Hashmarked Potato Masher

Hashmarked Potato Masher

The only thing better than getting your hands on a fancy new kitchen gadget is realizing that you can use an old kitchen gadget to do the same job.  (Thus saving you $$ to buy more new kitchen gadgets.)

Enter the potato masher.  Not only does it do its eponymous job, it mashes anything else that’s soft enough to give way to its crushing hash marks:  chickpeas, bananas, avocadoes.  Don’t want to get your food processor garlicky and oily?  Make hummus with a potato masher.  Don’t want to have a line across your palm as a result of trying to smush bananas for banana bread?  Use a potato masher.  (And you can just keep right on using it to stir the batter.)  Want silky-smooth guacamole?  Turn skinned avocado halves into green cream with a potato-turned-avocado masher.

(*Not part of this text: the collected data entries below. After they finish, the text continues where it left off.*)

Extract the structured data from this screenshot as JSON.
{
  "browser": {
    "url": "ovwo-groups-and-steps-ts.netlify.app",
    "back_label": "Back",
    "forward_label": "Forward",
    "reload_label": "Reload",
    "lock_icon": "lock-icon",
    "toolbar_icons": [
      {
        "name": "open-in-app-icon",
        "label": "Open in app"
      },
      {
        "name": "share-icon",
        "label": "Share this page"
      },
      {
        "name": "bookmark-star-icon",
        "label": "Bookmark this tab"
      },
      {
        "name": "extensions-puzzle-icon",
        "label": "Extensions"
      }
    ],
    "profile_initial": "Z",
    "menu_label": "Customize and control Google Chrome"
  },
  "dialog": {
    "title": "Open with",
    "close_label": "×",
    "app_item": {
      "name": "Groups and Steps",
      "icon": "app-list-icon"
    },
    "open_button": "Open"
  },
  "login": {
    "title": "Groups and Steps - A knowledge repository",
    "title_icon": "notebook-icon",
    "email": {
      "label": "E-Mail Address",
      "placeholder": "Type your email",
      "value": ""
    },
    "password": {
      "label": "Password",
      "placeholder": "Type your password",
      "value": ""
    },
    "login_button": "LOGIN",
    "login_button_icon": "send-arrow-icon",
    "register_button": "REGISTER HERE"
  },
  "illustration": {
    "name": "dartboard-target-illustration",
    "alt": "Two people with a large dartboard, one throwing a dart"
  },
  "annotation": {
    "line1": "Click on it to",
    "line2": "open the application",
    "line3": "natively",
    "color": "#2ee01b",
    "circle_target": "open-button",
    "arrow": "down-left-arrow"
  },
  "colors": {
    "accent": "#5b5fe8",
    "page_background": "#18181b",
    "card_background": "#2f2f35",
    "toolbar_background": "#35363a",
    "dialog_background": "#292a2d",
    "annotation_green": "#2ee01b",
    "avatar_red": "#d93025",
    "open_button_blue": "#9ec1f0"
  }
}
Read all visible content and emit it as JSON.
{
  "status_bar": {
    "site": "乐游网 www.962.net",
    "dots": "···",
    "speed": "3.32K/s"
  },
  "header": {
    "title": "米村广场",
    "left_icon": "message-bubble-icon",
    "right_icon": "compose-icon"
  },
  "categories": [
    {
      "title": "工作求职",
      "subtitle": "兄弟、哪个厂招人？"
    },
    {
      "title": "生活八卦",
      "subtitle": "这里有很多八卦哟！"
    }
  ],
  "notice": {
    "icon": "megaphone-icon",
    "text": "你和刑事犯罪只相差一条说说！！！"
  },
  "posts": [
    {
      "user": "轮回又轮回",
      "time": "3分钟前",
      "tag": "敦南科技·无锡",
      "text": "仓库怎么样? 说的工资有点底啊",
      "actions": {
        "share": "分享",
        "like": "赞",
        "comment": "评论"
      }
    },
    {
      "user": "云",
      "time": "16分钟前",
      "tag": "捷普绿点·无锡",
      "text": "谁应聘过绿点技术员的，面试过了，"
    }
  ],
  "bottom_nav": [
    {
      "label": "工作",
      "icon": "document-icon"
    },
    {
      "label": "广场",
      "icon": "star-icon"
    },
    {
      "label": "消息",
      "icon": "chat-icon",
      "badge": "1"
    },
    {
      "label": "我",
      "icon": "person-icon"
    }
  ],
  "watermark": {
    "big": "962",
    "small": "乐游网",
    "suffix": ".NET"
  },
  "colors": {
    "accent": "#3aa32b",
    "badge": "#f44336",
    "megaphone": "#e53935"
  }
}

Potato mashers also work wonders with cooked and softened fruits like apples (apples + masher = applesauce), various berries (blueberries + masher = jam) and tomatoes (tomatoes + masher = stewed tomatoes).  And don’t forget about them when you want to imprint marks on the top of bread or piecrust — depending on what kind of pattern your masher has, you might be able to use the finished product as a tic-tac-toe board!  (With raisins and peanuts as the markers.)

Huh.  Maybe we shouldn’t call them “potato” mashers any more — maybe they should be “all-purpose” mashers.